Sunday, October 31, 2004

My Mother’s Yard

My Mother’s Yard

My mother was a very creative person, in the sense of creating Things. She created food dishes like her mother and her mother before her did, by taking a few basics, and adding or subtracting ingredients until she had the dish tasting just like she want it to. She was intuitively savvy enough about sewing and pattern making that she could see a dress in a store window, and come home and modify an old Butterick pattern in newspaper and whip up a dress to fit herself or me or my sister for a fraction of the price of the store-bought dress. But her supreme creation was her yard. The lady had a vermillion thumb.

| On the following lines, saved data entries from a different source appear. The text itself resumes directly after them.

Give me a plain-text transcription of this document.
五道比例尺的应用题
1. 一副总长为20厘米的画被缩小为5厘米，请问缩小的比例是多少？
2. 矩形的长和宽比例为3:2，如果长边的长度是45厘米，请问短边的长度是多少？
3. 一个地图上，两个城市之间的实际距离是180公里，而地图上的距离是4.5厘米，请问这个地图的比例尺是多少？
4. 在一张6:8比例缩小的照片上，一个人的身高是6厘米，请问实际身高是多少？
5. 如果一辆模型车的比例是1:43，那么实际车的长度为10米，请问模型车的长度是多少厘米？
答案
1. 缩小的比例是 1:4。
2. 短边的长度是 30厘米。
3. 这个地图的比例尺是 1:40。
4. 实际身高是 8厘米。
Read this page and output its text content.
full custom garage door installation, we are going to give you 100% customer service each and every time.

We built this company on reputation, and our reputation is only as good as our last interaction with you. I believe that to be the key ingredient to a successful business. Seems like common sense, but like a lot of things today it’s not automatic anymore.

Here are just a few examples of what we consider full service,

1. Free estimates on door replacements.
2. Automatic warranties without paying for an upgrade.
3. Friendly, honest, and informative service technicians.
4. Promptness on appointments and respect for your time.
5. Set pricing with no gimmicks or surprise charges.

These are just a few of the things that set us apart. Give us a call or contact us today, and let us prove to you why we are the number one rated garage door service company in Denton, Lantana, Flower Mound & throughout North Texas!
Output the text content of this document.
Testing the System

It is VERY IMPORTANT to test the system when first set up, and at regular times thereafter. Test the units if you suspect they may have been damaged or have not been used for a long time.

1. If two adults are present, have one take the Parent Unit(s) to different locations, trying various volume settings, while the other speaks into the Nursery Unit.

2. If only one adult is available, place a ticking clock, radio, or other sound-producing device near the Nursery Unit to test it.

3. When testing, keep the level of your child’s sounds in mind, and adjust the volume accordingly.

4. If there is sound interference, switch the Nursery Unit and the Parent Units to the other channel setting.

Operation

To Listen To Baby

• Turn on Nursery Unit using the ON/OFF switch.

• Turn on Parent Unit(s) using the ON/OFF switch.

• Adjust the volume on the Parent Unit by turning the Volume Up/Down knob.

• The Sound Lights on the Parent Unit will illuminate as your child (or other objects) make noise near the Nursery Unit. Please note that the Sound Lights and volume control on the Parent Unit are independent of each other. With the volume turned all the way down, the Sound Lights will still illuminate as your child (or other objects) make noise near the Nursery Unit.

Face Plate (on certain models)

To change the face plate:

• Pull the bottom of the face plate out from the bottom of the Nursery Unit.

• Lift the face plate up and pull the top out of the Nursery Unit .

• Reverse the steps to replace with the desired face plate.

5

In 1949 when we moved to the new house on 13th Street, the 60x 110 ft. lot was absolutely bare ground, except for the small house and the large oak tree on one front corner. The sand which comprised the original earth had been covered over by the builder with a load of marl and a load of topsoil, spread very thin. Immediately my mother got a load of chicken manure from her father’s chicken farm and spread it on the front and back yard and raked it in. I don’t remember how she got it home to Fort Pierce from Orlando, or how long the yard smelled to high heaven. But soon the little sprigs of Centipede grass that she planted began to spread, and from there it was no stopping her.

In the thirty years she lived there, she covered every square inch with something—near the house she had hibiscus, all colors, double and single, and crotons, variegated and plain. Under the oak tree were hundreds of bromeliads and her prize azeleas, nursed along in the too-hot climate by her daily watering and the thick mulches of oak leaves. In the back yard she had had the good fortune of being at the right spot at the right time when the guy running for County Commissioner had come by with a pick-up truck filled with young citrus fruit trees, which he was selling for a dollar apiece. She bought four, two orange and two grapefruit trees, which either she or my father planted. Once in a while Daddy would bring home fish heads that she would bury around the fruit trees, like the Indians showed to the Puritans. Over the years she added a lime tree and an avocado tree.

In one corner of the back yard there was a date palm, and in the other corner a cabbage palm. Along the side edge of the lot she had hedges of Crepe Myrtle, pyracanthus, ornamental hot peppers, and oleander. One year the whole south side of the house was filled with poinsettias.

Having grown up on farms and having had to work in the fields, she wasn’t partial to growing vegetables or even cut flowers. Her Dad always had a truck garden that gave us lots of fresh vegetables and her Mother always grew flowers to cut for the house or to decorate her church. But Mama grew shrubbery and perennials, and fruit trees.

And all with just a couple of watering hoses, a sprinkler, a rake, a shovel, a trowel, a wheelbarrow, a lawn mower and a pair of gloves. She never bought fertilizer. She mulched with oak leaves and semi-composted clippings. She figured out what the minimum charge for water was per month, and how many gallons that represented, and read the water meter frequently so that she could use up every gallon of water on her yard that she was going to have to pay for anyway. She got up early in the morning in the summer so she could be out watering before it got too hot. She always had cuttings rooting in water in mayonnaise jars next to the back steps. And she did all this in housedresses. She never wore shorts or even slacks, and I’m sure she never even owned a pair of jeans.

When they moved to the next house, she had already developed rheumatoid arthritis and she never was able to work in that yard in the way she had in her first house. But my sister and I both still keep crotons going in pots from the plants Mama took with her from the 13th street house to the one near US 1. It seems as much of a legacy as a piece of jewelry, and much more symbolic of Mama.